I wonder whether or not we could come up with a way to do a lighthearted test for ALAC corruption, since there's no native support for the feature. Once the files are hashed it's easy to detect corruption, but what about before that? I'm guessing not without some harder work put into analyzing the raw PCM stream for artifacts, which perhaps would be beyond the scope of this.
I guess a step 1 for implementing this would be to add preliminary support to just use FLAC's native checksum while work is being done on implementing the hash of the audio stream for formats like ALAC. This way some people can start testing it sooner.
Yeah, exactly, we just care on whether or not the checksum changes, which it never should. Is extracting the checksum out of a FLAC file trivial/supported?

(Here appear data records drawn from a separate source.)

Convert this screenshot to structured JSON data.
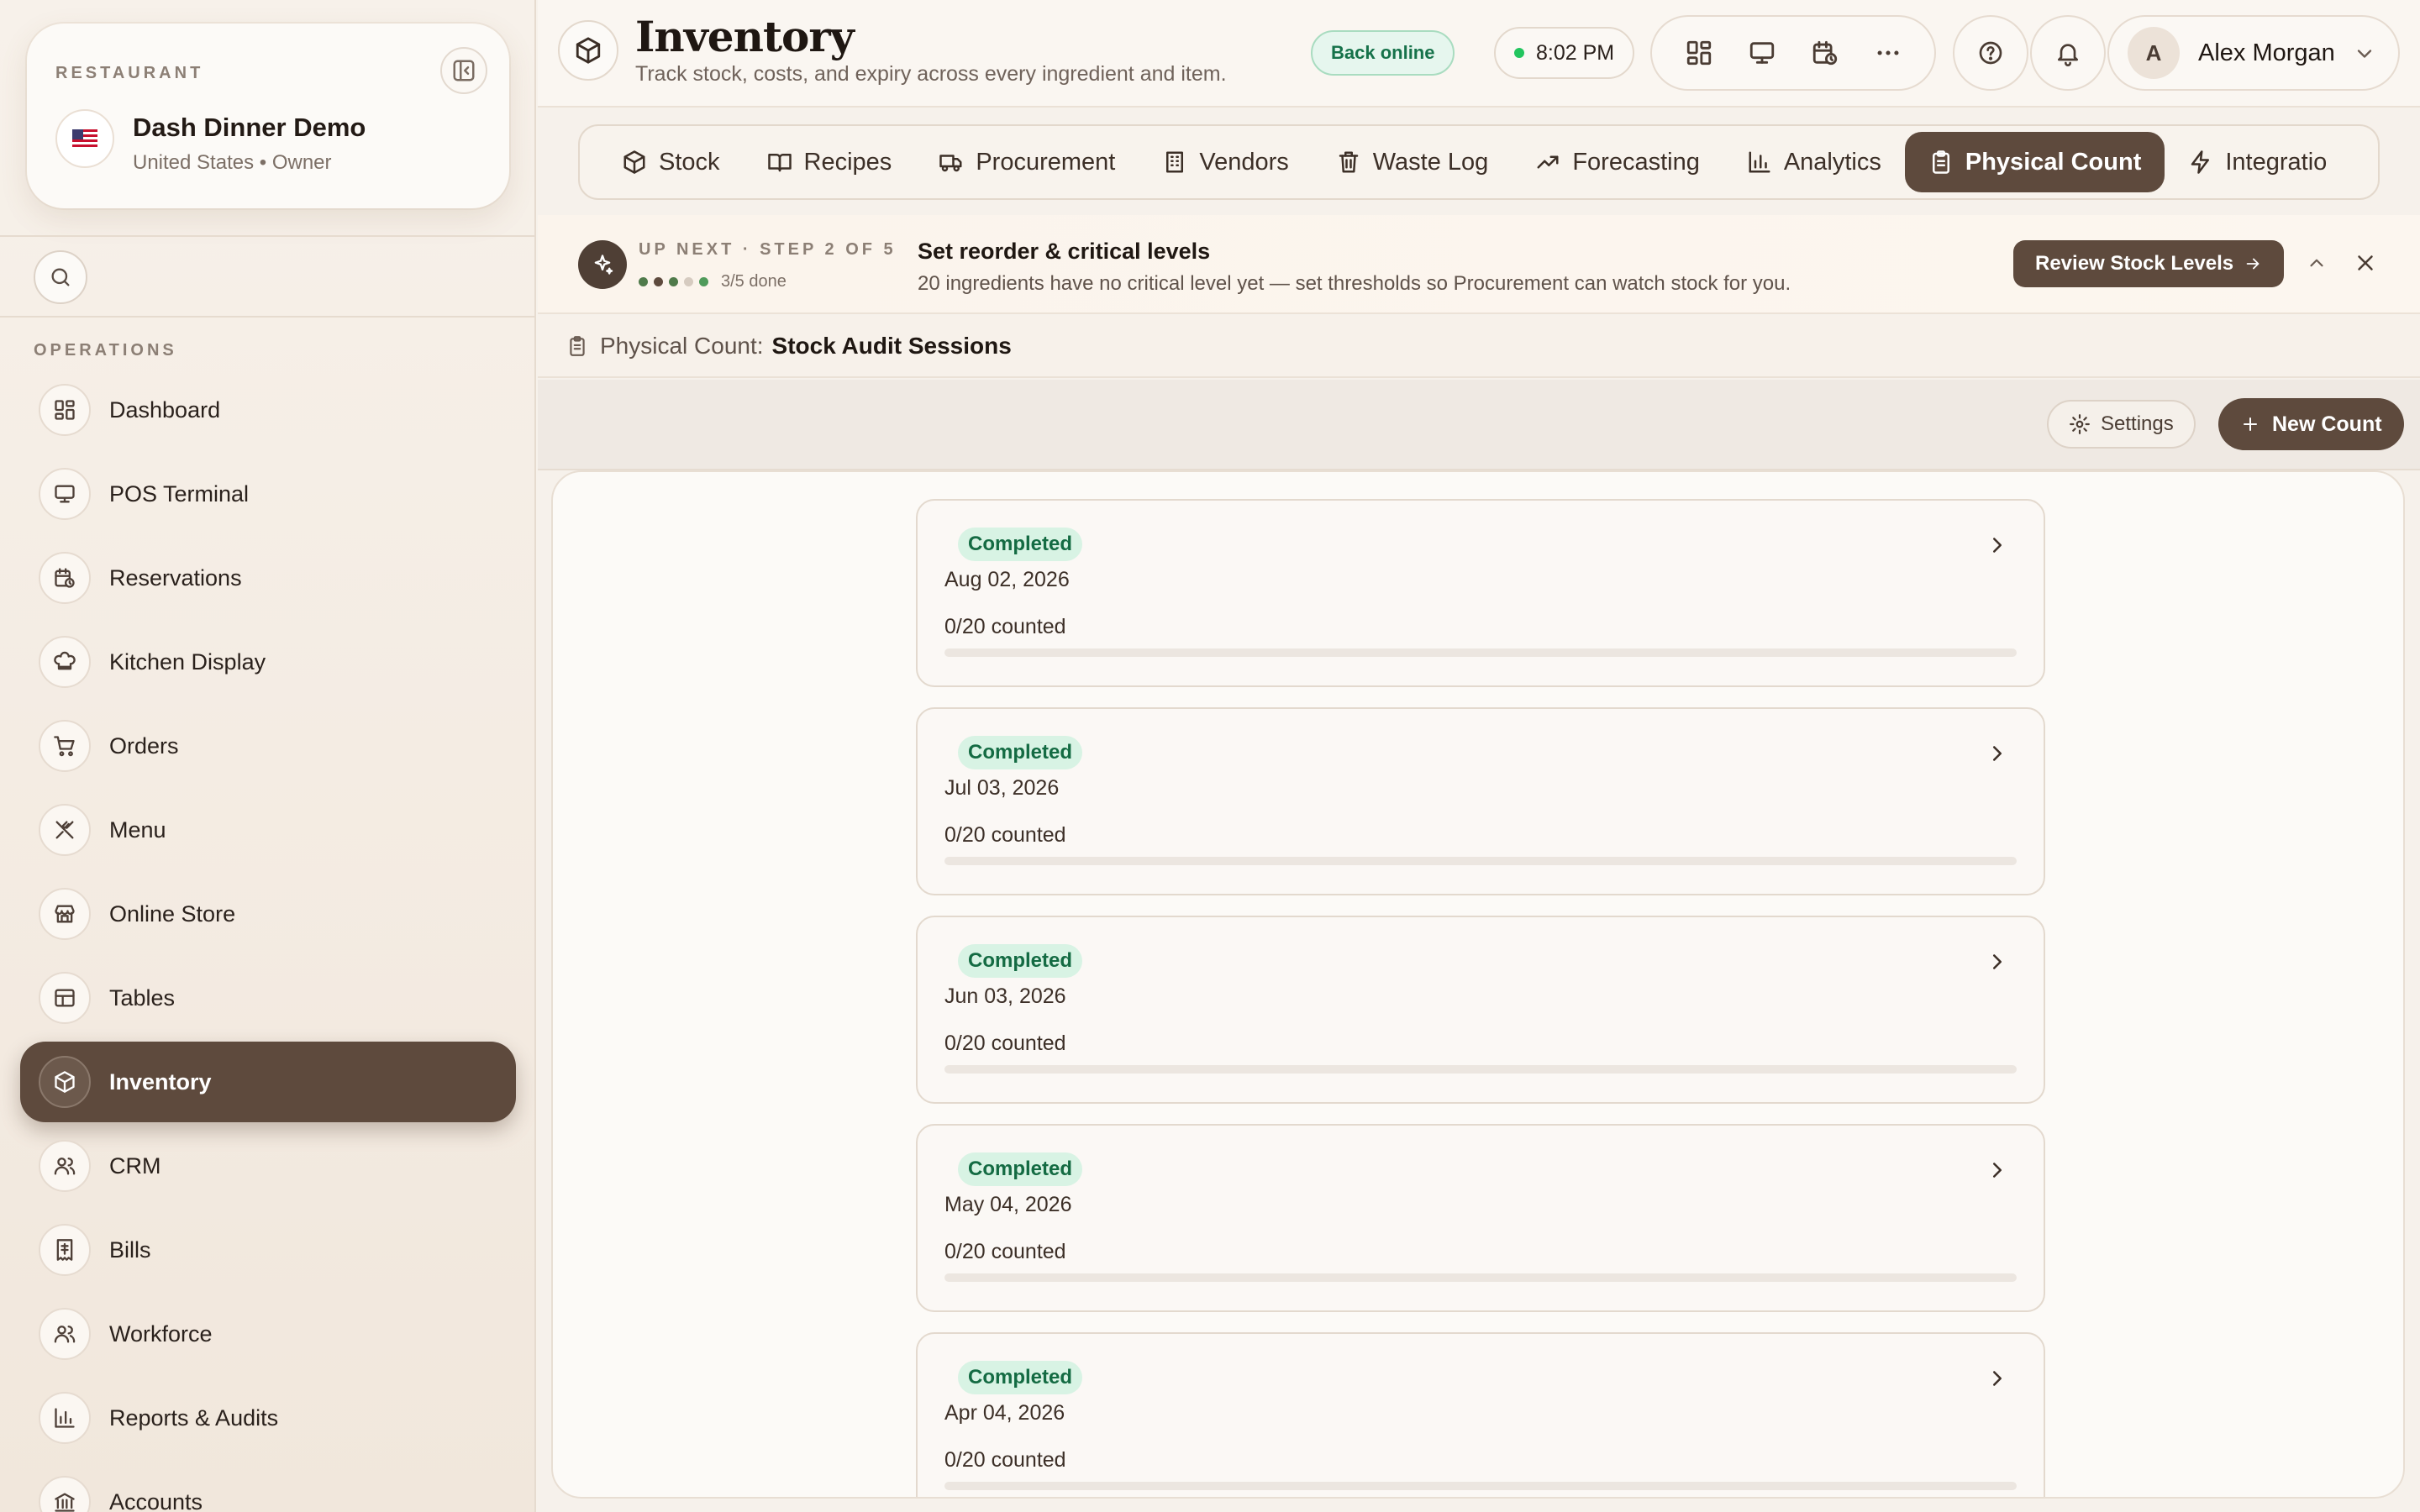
{
  "sidebar": {
    "restaurant_kicker": "RESTAURANT",
    "restaurant_name": "Dash Dinner Demo",
    "restaurant_sub": "United States • Owner",
    "flag_icon": "us-flag-icon",
    "section_label": "OPERATIONS",
    "items": [
      {
        "label": "Dashboard",
        "icon": "dashboard-icon",
        "active": false
      },
      {
        "label": "POS Terminal",
        "icon": "monitor-icon",
        "active": false
      },
      {
        "label": "Reservations",
        "icon": "calendar-clock-icon",
        "active": false
      },
      {
        "label": "Kitchen Display",
        "icon": "chef-hat-icon",
        "active": false
      },
      {
        "label": "Orders",
        "icon": "cart-icon",
        "active": false
      },
      {
        "label": "Menu",
        "icon": "utensils-icon",
        "active": false
      },
      {
        "label": "Online Store",
        "icon": "store-icon",
        "active": false
      },
      {
        "label": "Tables",
        "icon": "table-icon",
        "active": false
      },
      {
        "label": "Inventory",
        "icon": "package-icon",
        "active": true
      },
      {
        "label": "CRM",
        "icon": "users-icon",
        "active": false
      },
      {
        "label": "Bills",
        "icon": "receipt-icon",
        "active": false
      },
      {
        "label": "Workforce",
        "icon": "users-icon",
        "active": false
      },
      {
        "label": "Reports & Audits",
        "icon": "bar-chart-icon",
        "active": false
      },
      {
        "label": "Accounts",
        "icon": "bank-icon",
        "active": false
      }
    ]
  },
  "header": {
    "title": "Inventory",
    "subtitle": "Track stock, costs, and expiry across every ingredient and item.",
    "online_status": "Back online",
    "time": "8:02 PM",
    "user_initial": "A",
    "user_name": "Alex Morgan"
  },
  "tabs": [
    {
      "label": "Stock",
      "icon": "package-icon",
      "active": false
    },
    {
      "label": "Recipes",
      "icon": "book-icon",
      "active": false
    },
    {
      "label": "Procurement",
      "icon": "truck-icon",
      "active": false
    },
    {
      "label": "Vendors",
      "icon": "building-icon",
      "active": false
    },
    {
      "label": "Waste Log",
      "icon": "trash-icon",
      "active": false
    },
    {
      "label": "Forecasting",
      "icon": "trend-up-icon",
      "active": false
    },
    {
      "label": "Analytics",
      "icon": "bar-chart-icon",
      "active": false
    },
    {
      "label": "Physical Count",
      "icon": "clipboard-icon",
      "active": true
    },
    {
      "label": "Integratio",
      "icon": "bolt-icon",
      "active": false
    }
  ],
  "banner": {
    "kicker": "UP NEXT · STEP 2 OF 5",
    "progress_text": "3/5 done",
    "steps_done": 3,
    "steps_total": 5,
    "title": "Set reorder & critical levels",
    "description": "20 ingredients have no critical level yet — set thresholds so Procurement can watch stock for you.",
    "button_label": "Review Stock Levels"
  },
  "breadcrumb": {
    "prefix": "Physical Count:",
    "current": "Stock Audit Sessions"
  },
  "toolbar": {
    "settings_label": "Settings",
    "new_count_label": "New Count"
  },
  "sessions": [
    {
      "status": "Completed",
      "date": "Aug 02, 2026",
      "counted_text": "0/20 counted",
      "progress": 0
    },
    {
      "status": "Completed",
      "date": "Jul 03, 2026",
      "counted_text": "0/20 counted",
      "progress": 0
    },
    {
      "status": "Completed",
      "date": "Jun 03, 2026",
      "counted_text": "0/20 counted",
      "progress": 0
    },
    {
      "status": "Completed",
      "date": "May 04, 2026",
      "counted_text": "0/20 counted",
      "progress": 0
    },
    {
      "status": "Completed",
      "date": "Apr 04, 2026",
      "counted_text": "0/20 counted",
      "progress": 0
    }
  ],
  "colors": {
    "accent": "#5e4a3d",
    "online_green": "#22c55e",
    "badge_bg": "#d8f3e4",
    "badge_text": "#146b43"
  }
}
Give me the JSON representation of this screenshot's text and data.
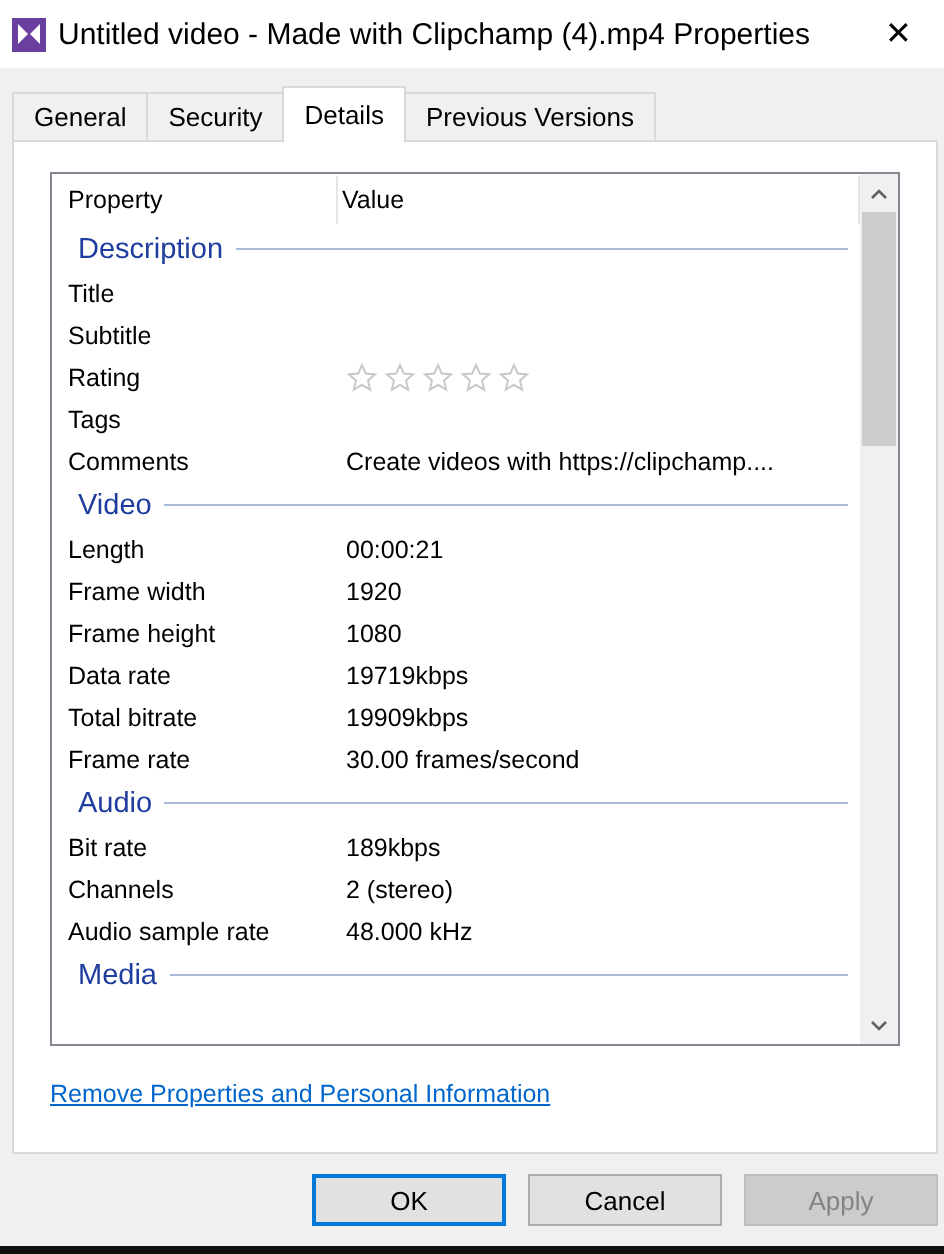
{
  "window": {
    "title": "Untitled video - Made with Clipchamp (4).mp4 Properties",
    "close": "✕"
  },
  "tabs": [
    {
      "label": "General",
      "selected": false
    },
    {
      "label": "Security",
      "selected": false
    },
    {
      "label": "Details",
      "selected": true
    },
    {
      "label": "Previous Versions",
      "selected": false
    }
  ],
  "table": {
    "columns": [
      "Property",
      "Value"
    ],
    "sections": [
      {
        "title": "Description",
        "rows": [
          {
            "kind": "text",
            "property": "Title"
          },
          {
            "kind": "text",
            "property": "Subtitle"
          },
          {
            "kind": "rating",
            "property": "Rating",
            "stars": 0
          },
          {
            "kind": "text",
            "property": "Tags"
          },
          {
            "kind": "text",
            "property": "Comments",
            "value": "Create videos with https://clipchamp...."
          }
        ]
      },
      {
        "title": "Video",
        "rows": [
          {
            "kind": "text",
            "property": "Length",
            "value": "00:00:21"
          },
          {
            "kind": "text",
            "property": "Frame width",
            "value": "1920"
          },
          {
            "kind": "text",
            "property": "Frame height",
            "value": "1080"
          },
          {
            "kind": "text",
            "property": "Data rate",
            "value": "19719kbps"
          },
          {
            "kind": "text",
            "property": "Total bitrate",
            "value": "19909kbps"
          },
          {
            "kind": "text",
            "property": "Frame rate",
            "value": "30.00 frames/second"
          }
        ]
      },
      {
        "title": "Audio",
        "rows": [
          {
            "kind": "text",
            "property": "Bit rate",
            "value": "189kbps"
          },
          {
            "kind": "text",
            "property": "Channels",
            "value": "2 (stereo)"
          },
          {
            "kind": "text",
            "property": "Audio sample rate",
            "value": "48.000 kHz"
          }
        ]
      },
      {
        "title": "Media"
      }
    ]
  },
  "link": "Remove Properties and Personal Information",
  "buttons": [
    {
      "label": "OK",
      "disabled": false,
      "default": true
    },
    {
      "label": "Cancel",
      "disabled": false,
      "default": false
    },
    {
      "label": "Apply",
      "disabled": true,
      "default": false
    }
  ]
}
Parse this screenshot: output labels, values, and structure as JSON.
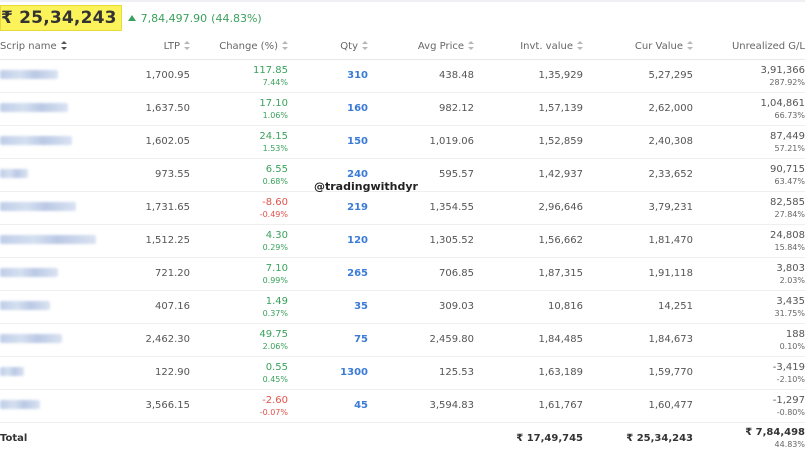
{
  "summary": {
    "total_value": "₹ 25,34,243",
    "pnl_value": "7,84,497.90",
    "pnl_percent": "(44.83%)"
  },
  "watermark": "@tradingwithdyr",
  "columns": {
    "scrip": "Scrip name",
    "ltp": "LTP",
    "change": "Change (%)",
    "qty": "Qty",
    "avg": "Avg Price",
    "inv": "Invt. value",
    "cur": "Cur Value",
    "unr": "Unrealized G/L"
  },
  "rows": [
    {
      "ltp": "1,700.95",
      "chg": "117.85",
      "chg_pct": "7.44%",
      "dir": "pos",
      "qty": "310",
      "avg": "438.48",
      "inv": "1,35,929",
      "cur": "5,27,295",
      "unr": "3,91,366",
      "unr_pct": "287.92%"
    },
    {
      "ltp": "1,637.50",
      "chg": "17.10",
      "chg_pct": "1.06%",
      "dir": "pos",
      "qty": "160",
      "avg": "982.12",
      "inv": "1,57,139",
      "cur": "2,62,000",
      "unr": "1,04,861",
      "unr_pct": "66.73%"
    },
    {
      "ltp": "1,602.05",
      "chg": "24.15",
      "chg_pct": "1.53%",
      "dir": "pos",
      "qty": "150",
      "avg": "1,019.06",
      "inv": "1,52,859",
      "cur": "2,40,308",
      "unr": "87,449",
      "unr_pct": "57.21%"
    },
    {
      "ltp": "973.55",
      "chg": "6.55",
      "chg_pct": "0.68%",
      "dir": "pos",
      "qty": "240",
      "avg": "595.57",
      "inv": "1,42,937",
      "cur": "2,33,652",
      "unr": "90,715",
      "unr_pct": "63.47%"
    },
    {
      "ltp": "1,731.65",
      "chg": "-8.60",
      "chg_pct": "-0.49%",
      "dir": "neg",
      "qty": "219",
      "avg": "1,354.55",
      "inv": "2,96,646",
      "cur": "3,79,231",
      "unr": "82,585",
      "unr_pct": "27.84%"
    },
    {
      "ltp": "1,512.25",
      "chg": "4.30",
      "chg_pct": "0.29%",
      "dir": "pos",
      "qty": "120",
      "avg": "1,305.52",
      "inv": "1,56,662",
      "cur": "1,81,470",
      "unr": "24,808",
      "unr_pct": "15.84%"
    },
    {
      "ltp": "721.20",
      "chg": "7.10",
      "chg_pct": "0.99%",
      "dir": "pos",
      "qty": "265",
      "avg": "706.85",
      "inv": "1,87,315",
      "cur": "1,91,118",
      "unr": "3,803",
      "unr_pct": "2.03%"
    },
    {
      "ltp": "407.16",
      "chg": "1.49",
      "chg_pct": "0.37%",
      "dir": "pos",
      "qty": "35",
      "avg": "309.03",
      "inv": "10,816",
      "cur": "14,251",
      "unr": "3,435",
      "unr_pct": "31.75%"
    },
    {
      "ltp": "2,462.30",
      "chg": "49.75",
      "chg_pct": "2.06%",
      "dir": "pos",
      "qty": "75",
      "avg": "2,459.80",
      "inv": "1,84,485",
      "cur": "1,84,673",
      "unr": "188",
      "unr_pct": "0.10%"
    },
    {
      "ltp": "122.90",
      "chg": "0.55",
      "chg_pct": "0.45%",
      "dir": "pos",
      "qty": "1300",
      "avg": "125.53",
      "inv": "1,63,189",
      "cur": "1,59,770",
      "unr": "-3,419",
      "unr_pct": "-2.10%"
    },
    {
      "ltp": "3,566.15",
      "chg": "-2.60",
      "chg_pct": "-0.07%",
      "dir": "neg",
      "qty": "45",
      "avg": "3,594.83",
      "inv": "1,61,767",
      "cur": "1,60,477",
      "unr": "-1,297",
      "unr_pct": "-0.80%"
    }
  ],
  "total": {
    "label": "Total",
    "inv": "₹ 17,49,745",
    "cur": "₹ 25,34,243",
    "unr": "₹ 7,84,498",
    "unr_pct": "44.83%"
  },
  "colors": {
    "highlight": "#fcf35a",
    "positive": "#3aa15c",
    "negative": "#e0524b",
    "qty": "#3b7bd8"
  }
}
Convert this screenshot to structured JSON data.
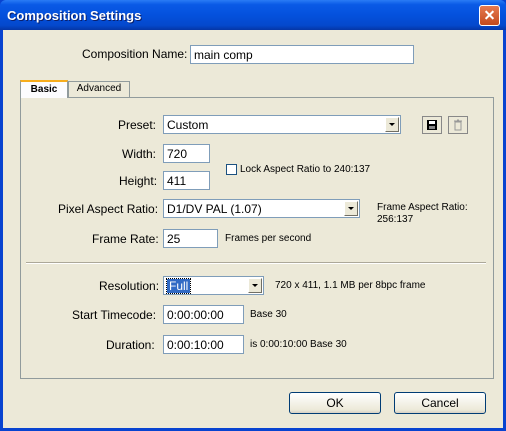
{
  "window": {
    "title": "Composition Settings"
  },
  "composition_name": {
    "label": "Composition Name:",
    "value": "main comp"
  },
  "tabs": [
    {
      "label": "Basic",
      "selected": true
    },
    {
      "label": "Advanced",
      "selected": false
    }
  ],
  "basic": {
    "preset": {
      "label": "Preset:",
      "value": "Custom"
    },
    "width": {
      "label": "Width:",
      "value": "720"
    },
    "height": {
      "label": "Height:",
      "value": "411"
    },
    "lock_aspect": {
      "label": "Lock Aspect Ratio to 240:137",
      "checked": false
    },
    "pixel_aspect": {
      "label": "Pixel Aspect Ratio:",
      "value": "D1/DV PAL (1.07)"
    },
    "frame_aspect": {
      "label": "Frame Aspect Ratio:",
      "value": "256:137"
    },
    "frame_rate": {
      "label": "Frame Rate:",
      "value": "25",
      "unit": "Frames per second"
    },
    "resolution": {
      "label": "Resolution:",
      "value": "Full",
      "info": "720 x 411, 1.1 MB per 8bpc frame"
    },
    "start_timecode": {
      "label": "Start Timecode:",
      "value": "0:00:00:00",
      "base": "Base 30"
    },
    "duration": {
      "label": "Duration:",
      "value": "0:00:10:00",
      "info": "is 0:00:10:00  Base 30"
    }
  },
  "buttons": {
    "ok": "OK",
    "cancel": "Cancel"
  },
  "icons": {
    "save": "save-preset-icon",
    "delete": "delete-preset-icon",
    "close": "close-icon"
  },
  "colors": {
    "titlebar": "#0451dd",
    "dialog_bg": "#ece9d8",
    "selection": "#316ac5"
  }
}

I think it could be a very nice addition for bliss to be able to verify library integrity somehow.
I believe that regarding the method for creating a checksum for integrity checks we could go with something out of the usual. It's rather obvious that we don't need this to be cryptographically sound, so algorithms such as MD5 become wasteful. XXHash may be a nice solution, the hashing speed is ridiculously fast, and it should be reliable enough to fit our needs. Although I'm not sure yet, I think the speed difference between MD5 and XXHash won't matter much, the disk speeds will be the bottleneck, although we'll have to wait and see.
Another interesting factor here is how can we store this. I see two ways we can go about this:
1. We checksum the entire file, which means we can't store the sum as a metadata tag, rather we will have to do something like create a large file with song->hash association list.
2. We checksum only the audio data, and here there's the question if we want to sum the formatted data (FLAC, ALAC) or sum over the PCM stream. Not sure why would we do this over the PCM stream, but just putting it on the table.
I for one like solution 2 more. It makes it more portable to just have a builtin sum and it's simpler as well. Although I'm not sure if not summing the metadata could have a negative impact, I think not since bliss will already catch any metadata corruption, I.e. If my artist field gets scrambled or become gibberish. Also, proportionally it is _much_ more likely that a fail would happen in the audio stream as opposed to the metadata.
I don't think the average user would care much for this, but I do feel like an easy way to guarantee integrity throughout your library would be a game changer, current solutions are personal and flimsy. Specially on bliss where it could just be a "Generate sums" button or something like that and a "Check sums" or whatever. I think if this is done right a large share of the Audiophile community could start using it.